A workflow scheduler system for time series data to manage Apache Hadoop jobs based on cascalog
Time series data can come in yearly,monthly or even daily and hourly depends on your requirements.Hebo system provides you a elegant way to deal with complex various transform of those different data granularities throughout workflows.
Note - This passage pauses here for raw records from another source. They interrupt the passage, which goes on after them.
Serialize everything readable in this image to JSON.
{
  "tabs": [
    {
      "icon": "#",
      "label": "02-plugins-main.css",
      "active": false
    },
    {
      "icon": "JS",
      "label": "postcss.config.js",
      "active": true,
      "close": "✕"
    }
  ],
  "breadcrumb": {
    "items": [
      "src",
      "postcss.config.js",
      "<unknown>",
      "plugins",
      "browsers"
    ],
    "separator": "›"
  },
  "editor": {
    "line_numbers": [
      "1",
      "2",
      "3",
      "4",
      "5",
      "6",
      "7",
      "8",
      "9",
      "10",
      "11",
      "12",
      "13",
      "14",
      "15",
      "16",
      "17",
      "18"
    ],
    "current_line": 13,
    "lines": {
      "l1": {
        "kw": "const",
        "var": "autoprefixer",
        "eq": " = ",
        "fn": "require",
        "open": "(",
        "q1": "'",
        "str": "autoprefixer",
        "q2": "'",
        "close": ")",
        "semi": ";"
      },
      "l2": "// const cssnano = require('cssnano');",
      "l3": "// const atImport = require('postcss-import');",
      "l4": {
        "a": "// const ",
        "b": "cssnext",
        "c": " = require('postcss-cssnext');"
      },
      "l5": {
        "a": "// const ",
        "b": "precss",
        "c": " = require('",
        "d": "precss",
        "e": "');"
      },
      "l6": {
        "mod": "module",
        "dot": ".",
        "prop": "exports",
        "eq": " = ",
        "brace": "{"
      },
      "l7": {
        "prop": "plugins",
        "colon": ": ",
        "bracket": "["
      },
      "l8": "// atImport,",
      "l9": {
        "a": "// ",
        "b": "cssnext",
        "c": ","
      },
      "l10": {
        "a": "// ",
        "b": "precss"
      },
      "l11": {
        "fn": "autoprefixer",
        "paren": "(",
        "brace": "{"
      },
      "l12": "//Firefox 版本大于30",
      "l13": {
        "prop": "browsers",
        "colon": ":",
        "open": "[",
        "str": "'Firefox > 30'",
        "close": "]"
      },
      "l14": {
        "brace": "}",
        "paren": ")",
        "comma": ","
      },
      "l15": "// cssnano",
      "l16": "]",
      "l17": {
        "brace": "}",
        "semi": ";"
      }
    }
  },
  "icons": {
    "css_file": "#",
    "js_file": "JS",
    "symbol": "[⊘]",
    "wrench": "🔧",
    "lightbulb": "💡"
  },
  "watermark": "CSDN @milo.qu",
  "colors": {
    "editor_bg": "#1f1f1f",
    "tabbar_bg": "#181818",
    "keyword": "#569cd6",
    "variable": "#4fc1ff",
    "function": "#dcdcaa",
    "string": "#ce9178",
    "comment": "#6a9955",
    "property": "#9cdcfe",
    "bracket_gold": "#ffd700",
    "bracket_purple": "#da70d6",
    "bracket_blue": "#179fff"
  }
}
Suppose you have 3 tasks A,B,C,and they have following restrictions:
taskname | rely | input-granu | output-granu | data-granu | param |
---|---|---|---|---|---|
A | null | daily | daily | hourly | [year month day] |
B | A | daily | monthly | daily | [year month] |
C | B | monthly | daily | daily | [year month] |
Now I will show you changes of a example data marked with 2014-02-20T23:55:05+0800 throughout this workflow.
-
A relies no tasks,so A can execute directly.the input-granu of A is daily,so its parameter may contains 2014 02 30,then data-granu of A is hourly,so 2014-02-20T23:55:05+0800 will be changed to 2014-02-20T23:00:00+0800,at last the output-granu is daily,so the output of A will gather all data of 2014-02-20 into a file.So final output file contains 2014-02-20T23:00:00+0800, 2014-02-20T22:00:00+0800, 2014-02-20T21:00:00+0800 and so on.
-
B can't be executed until A is finished.the input-granu of B should be equal output-granu of A,because output-granu of B is monthly,it require the total days of the exact month,in another way,files such as 2014-02-20,2014-02-21,2014-02-22 will all feed B,therefore the param of B may contain 2014 02,and 2014-02-20T23:00:00+0800 changed to 2014-02-20T00:00:00+0800 according to data-granu.
-
C can't be executed until B is finished.the input-granu of C should be equal output-granu of B,becasue output-granu of C is daily,it will divide one monthly input file into multiple daily files,for example 2014-02.in will produce 2014-02-01.out,2014-02-02.out and so on. 2014-02-20T00:00:00+0800 remains the same according to its data-granu of daily.
- add Leiningen to your path
- add %HADOOP_HOME%/bin to your path
- add %HEBO_HOME%/bin to your path
Here %HADOOP_HOME% %HEBO_HOME% refer the root folder of your hadoop and hebo
(deftask A
:desc "desc of A"
:cron "0 12/45 * * * ?"
:param [:year :month :day]
:data {:granularity :hourly}
:output { :fs :hdfs :base "/path/to/output/of/A" :granularity :daily :delimiter "\t"}
:query (fn [fn-fgranu fn-dgranu timestamp source]
(<-
[?hourly ?result]
(source ?datetime ?line)
(fn-dgranu ?datetime :> ?hourly)
(process ?line :> ?result))))
(deftask B
:desc "desc of B"
:cron "0 12/45 * * * ?"
:param [:year :month]
:data {:granularity :daily}
:output { :fs :hdfs :base "/path/to/output/of/B" :granularity :daily :delimiter "\t"}
:pretask A
:query (fn [fn-fgranu fn-dgranu timestamp source]
(<-
[?hourly ?result]
(source ?hourly ?line)
(fn-dgranu ?hourly :> ?daily)
(process ?line :> ?result))))
Codes above demonstrate the skeleton of a task. your business related code should be placed in :query entry.